I hope everyone is doing okay. I want to focus more on my blog, but I can’t I have so many other things going on that it’s difficult to keep up, but I write most of it in my journal, a little bit of room to breath as well. This allows me to get things off my chest too.
Unorganized, un driven, sloppy, and I can’t get along with these people because I operate and hold myself to high standards. I don’t know everything but I do everything I can to perform my duties to the best of my ability. It’s embarrassing at times to watch external colleagues outside of my organization perform brilliantly and come well prepared. I think to myself if they looked into our team it would be a complete shock to others. Mostly the minimal is done and unproductive best describes this group at the moment.
It takes everything out of me not to roll my eyes 🙄. There’s very few of us that really care. Today I repeated myself form last month in the finance meeting. Where are the notes you’re supposed to be taking? HR is no better, they can’t figure out the MD’s time of which projects they are supposed to be working on. It’s a scattered brain situation and not sure if it’s in the water or what?
I offered to train new staff on travel guidelines and I was blown off or instead of going back and forth on emails I asked them to join my travel Q&A call and I would answer any questions. This would avoid answering the same questions over and over. But no, I only had 5 people join. As they traveled and have come back they are again seeking guidance. I open my emails and I have about 15 emails all asking the same questions. I offered a call with everyone and all declined. So, I rejected their reimbursement request and sent them a link to go over the travel guidelines and resubmit. Of course it’s an inconvenience to them. They don’t have time…okay, well that sounds like they have to read the guidelines now.

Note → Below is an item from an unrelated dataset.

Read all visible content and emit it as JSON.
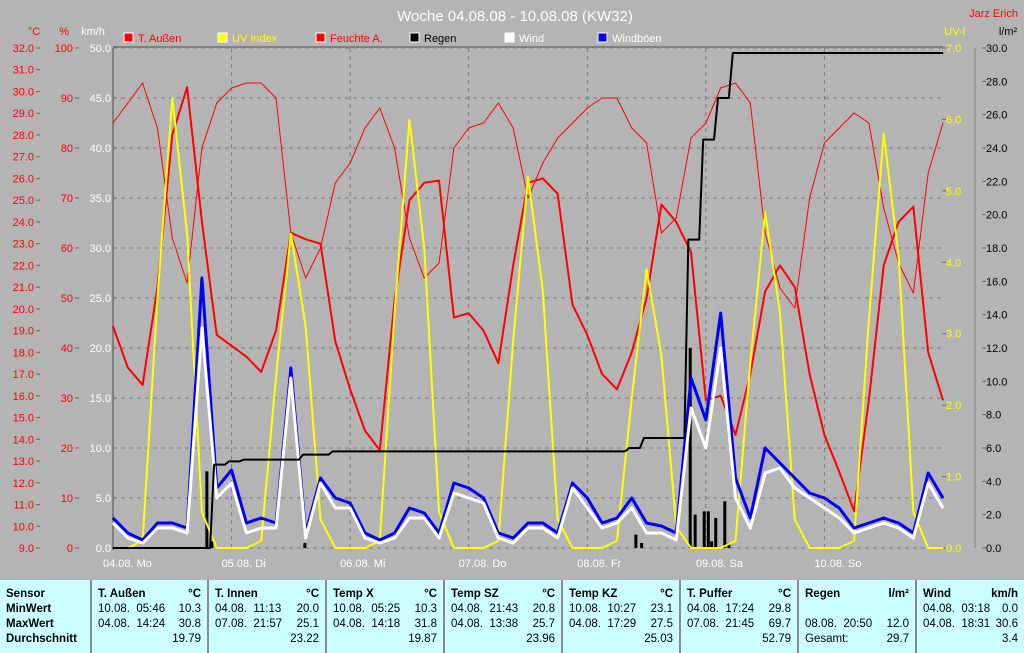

The Director sounds and acts dumb too and she’s not it’s just being lazy. I answer the same questions over and over for her and are documented. My only response, “see previous emails.”
I’m sitting here studying, learning the budget process so I can get it right, doing everything I can so I am able to answer questions when the time comes if any. This is my first cycle of going through 14 programs with a total of about $35M with this organization. All they do is one job, easy one by the way too. I have 4 jobs all rolled into me. All the Best!